Other serotypes of botulinum toxin

Evidence is accumulating to show that different types bind to different acceptors and may have subtle variations in their modes of action. However, they all cause chemical denervation at the myoneural junction by inhibiting acetylcholine release. The other types could therefore :
- complement type A in some clinical applications;
- be combined to type A toxin to achieve better efficacy;
- also be used in some of the patients who develop immunity to type A

Indeed, preliminary studies (for references, see Schantz & Johnson, 1992) indicate that types B (Borodic et al., ) and F (Siegel, 1989; Scott, ) could control certain spasmodic muscle disorders.

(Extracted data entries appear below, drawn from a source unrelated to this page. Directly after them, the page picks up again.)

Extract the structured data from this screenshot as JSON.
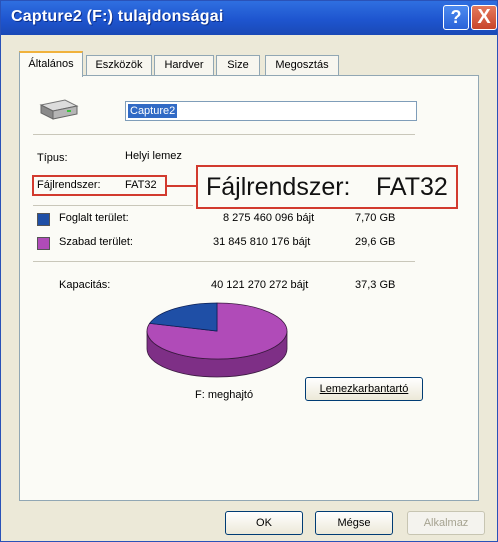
{
  "window": {
    "title": "Capture2 (F:) tulajdonságai",
    "help_label": "?",
    "close_label": "X"
  },
  "tabs": [
    {
      "label": "Általános",
      "active": true
    },
    {
      "label": "Eszközök"
    },
    {
      "label": "Hardver"
    },
    {
      "label": "Size"
    },
    {
      "label": "Megosztás"
    }
  ],
  "general": {
    "drive_name": "Capture2",
    "type_label": "Típus:",
    "type_value": "Helyi lemez",
    "fs_label": "Fájlrendszer:",
    "fs_value": "FAT32",
    "callout_label": "Fájlrendszer:",
    "callout_value": "FAT32",
    "used_label": "Foglalt terület:",
    "used_bytes": "8 275 460 096 bájt",
    "used_gb": "7,70 GB",
    "used_color": "#1f4fa6",
    "free_label": "Szabad terület:",
    "free_bytes": "31 845 810 176 bájt",
    "free_gb": "29,6 GB",
    "free_color": "#b04bb8",
    "capacity_label": "Kapacitás:",
    "capacity_bytes": "40 121 270 272 bájt",
    "capacity_gb": "37,3 GB",
    "used_fraction": 0.206,
    "drive_caption": "F: meghajtó",
    "cleanup_button": "Lemezkarbantartó"
  },
  "footer": {
    "ok_label": "OK",
    "cancel_label": "Mégse",
    "apply_label": "Alkalmaz"
  }
}
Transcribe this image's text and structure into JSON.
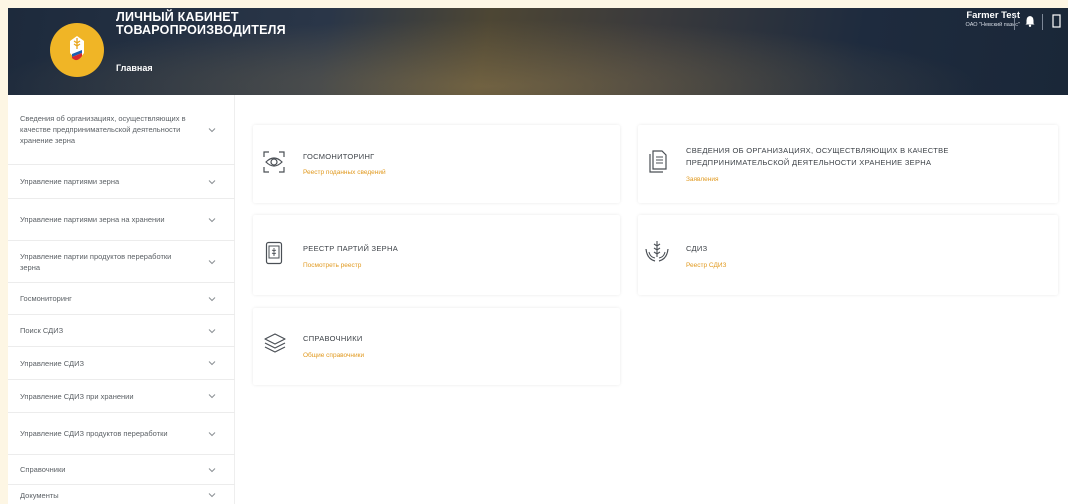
{
  "header": {
    "title_line1": "ЛИЧНЫЙ КАБИНЕТ",
    "title_line2": "ТОВАРОПРОИЗВОДИТЕЛЯ",
    "nav_home": "Главная",
    "user_name": "Farmer Test",
    "user_org": "ОАО \"Невский пазис\"",
    "icons": [
      "emblem-icon",
      "bell-icon",
      "logout-icon"
    ]
  },
  "sidebar": {
    "items": [
      {
        "label": "Сведения об организациях, осуществляющих в качестве предпринимательской деятельности хранение зерна"
      },
      {
        "label": "Управление партиями зерна"
      },
      {
        "label": "Управление партиями зерна на хранении"
      },
      {
        "label": "Управление партии продуктов переработки зерна"
      },
      {
        "label": "Госмониторинг"
      },
      {
        "label": "Поиск СДИЗ"
      },
      {
        "label": "Управление СДИЗ"
      },
      {
        "label": "Управление СДИЗ при хранении"
      },
      {
        "label": "Управление СДИЗ продуктов переработки"
      },
      {
        "label": "Справочники"
      },
      {
        "label": "Документы"
      }
    ]
  },
  "cards": {
    "gosmonitoring": {
      "title": "ГОСМОНИТОРИНГ",
      "link": "Реестр поданных сведений",
      "icon": "eye-scan-icon"
    },
    "organizations": {
      "title": "СВЕДЕНИЯ ОБ ОРГАНИЗАЦИЯХ, ОСУЩЕСТВЛЯЮЩИХ В КАЧЕСТВЕ ПРЕДПРИНИМАТЕЛЬСКОЙ ДЕЯТЕЛЬНОСТИ ХРАНЕНИЕ ЗЕРНА",
      "link": "Заявления",
      "icon": "documents-icon"
    },
    "grain_registry": {
      "title": "РЕЕСТР ПАРТИЙ ЗЕРНА",
      "link": "Посмотреть реестр",
      "icon": "grain-box-icon"
    },
    "sdiz": {
      "title": "СДИЗ",
      "link": "Реестр СДИЗ",
      "icon": "wheat-hands-icon"
    },
    "directories": {
      "title": "СПРАВОЧНИКИ",
      "link": "Общие справочники",
      "icon": "layers-icon"
    }
  },
  "colors": {
    "accent": "#e19a20",
    "logo": "#f0b526",
    "header": "#1d2a3c"
  }
}
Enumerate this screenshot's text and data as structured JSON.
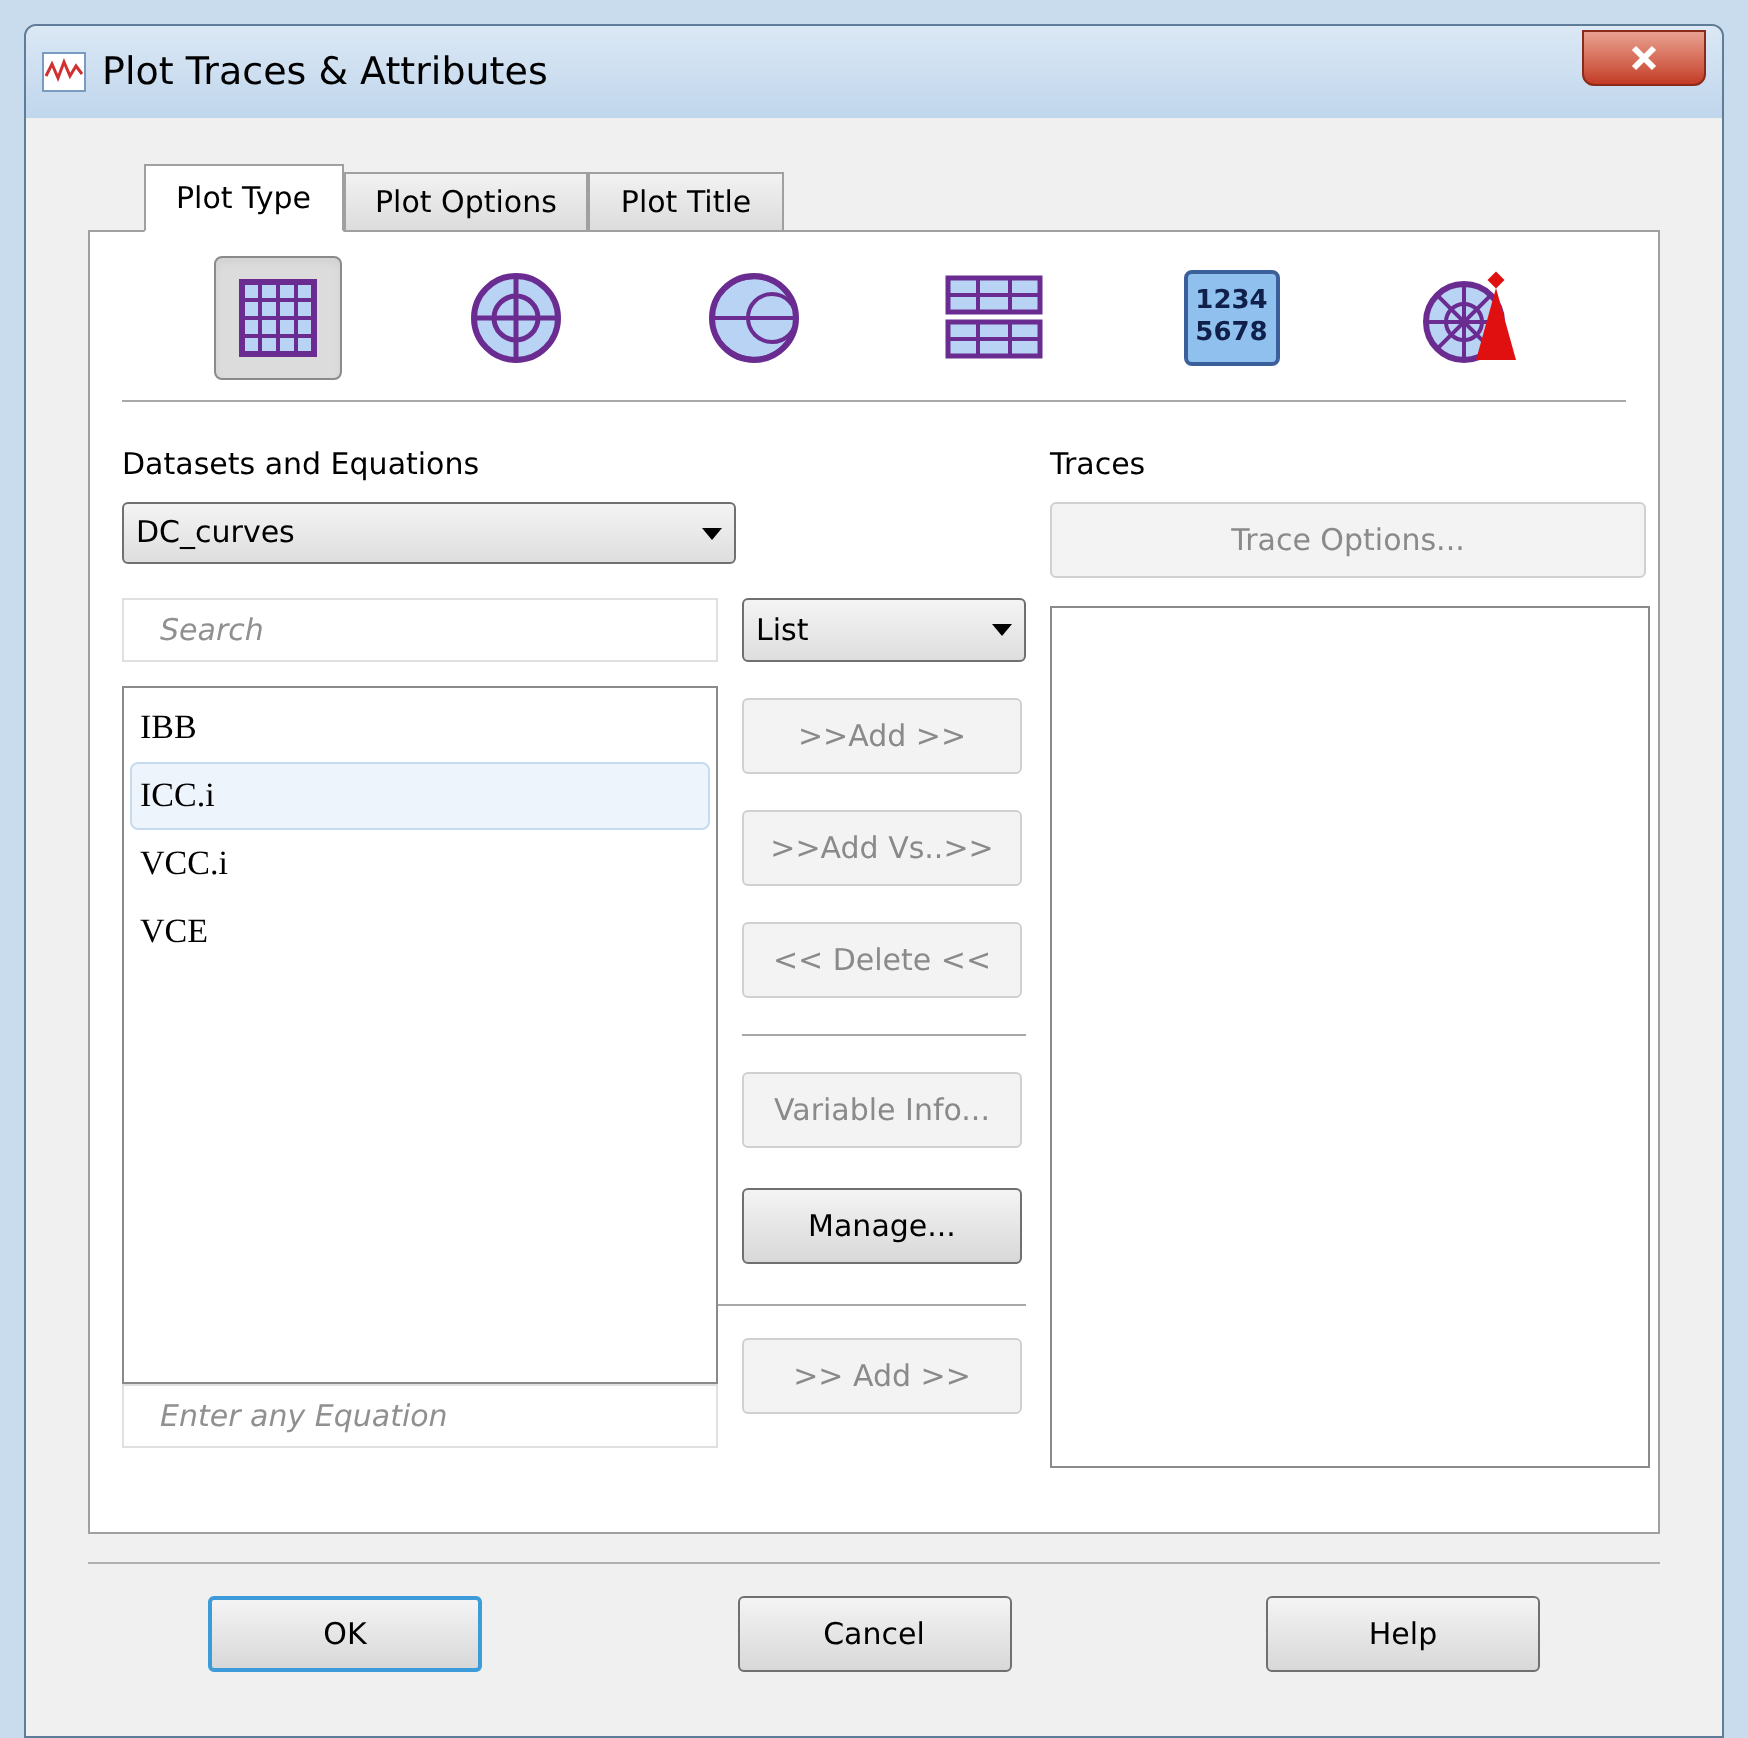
{
  "window": {
    "title": "Plot Traces & Attributes"
  },
  "tabs": [
    {
      "label": "Plot Type",
      "selected": true
    },
    {
      "label": "Plot Options",
      "selected": false
    },
    {
      "label": "Plot Title",
      "selected": false
    }
  ],
  "plot_types": [
    {
      "kind": "rectangular",
      "selected": true
    },
    {
      "kind": "polar",
      "selected": false
    },
    {
      "kind": "smith",
      "selected": false
    },
    {
      "kind": "stacked",
      "selected": false
    },
    {
      "kind": "table",
      "selected": false,
      "lines": [
        "1234",
        "5678"
      ]
    },
    {
      "kind": "antenna",
      "selected": false
    }
  ],
  "datasets": {
    "label": "Datasets and Equations",
    "dataset": "DC_curves",
    "search_placeholder": "Search",
    "view": "List",
    "items": [
      {
        "label": "IBB",
        "selected": false
      },
      {
        "label": "ICC.i",
        "selected": true
      },
      {
        "label": "VCC.i",
        "selected": false
      },
      {
        "label": "VCE",
        "selected": false
      }
    ],
    "equation_placeholder": "Enter any Equation"
  },
  "actions": [
    {
      "label": ">>Add >>",
      "disabled": true
    },
    {
      "label": ">>Add Vs..>>",
      "disabled": true
    },
    {
      "label": "<< Delete <<",
      "disabled": true
    },
    {
      "label": "Variable Info...",
      "disabled": true
    },
    {
      "label": "Manage...",
      "disabled": false
    }
  ],
  "equation_add": {
    "label": ">> Add >>",
    "disabled": true
  },
  "traces": {
    "label": "Traces",
    "options_button": {
      "label": "Trace Options...",
      "disabled": true
    }
  },
  "buttons": [
    {
      "label": "OK",
      "default": true
    },
    {
      "label": "Cancel",
      "default": false
    },
    {
      "label": "Help",
      "default": false
    }
  ]
}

Genetic synthesis of botulinum toxin ?

This seems difficult to achieve because the protein synthesized by Escherichia coli when transformed with plasmids containing genomic libraries of type A is only the neurotoxin protein, without other non toxic proteins of the natural toxin complex which guarantee its effective clinical toxicity and its stability through dilution (Binz et al., 1990).

The genes of these other non-toxic proteins have been identified, they have a similar genetic arrangement, maybe a common ancestral origin, but it has not proved possible yet to synthesize the total toxin complex, as occurs under natural conditions (for references see Schantz & Johnson, 1992). No clinical trial on primates have been performed with purified neurotoxins.

It also points out the need for research on methods for culturing, purification, genetic expression, and preservation of this toxin more easily applicable to its use for human treatment.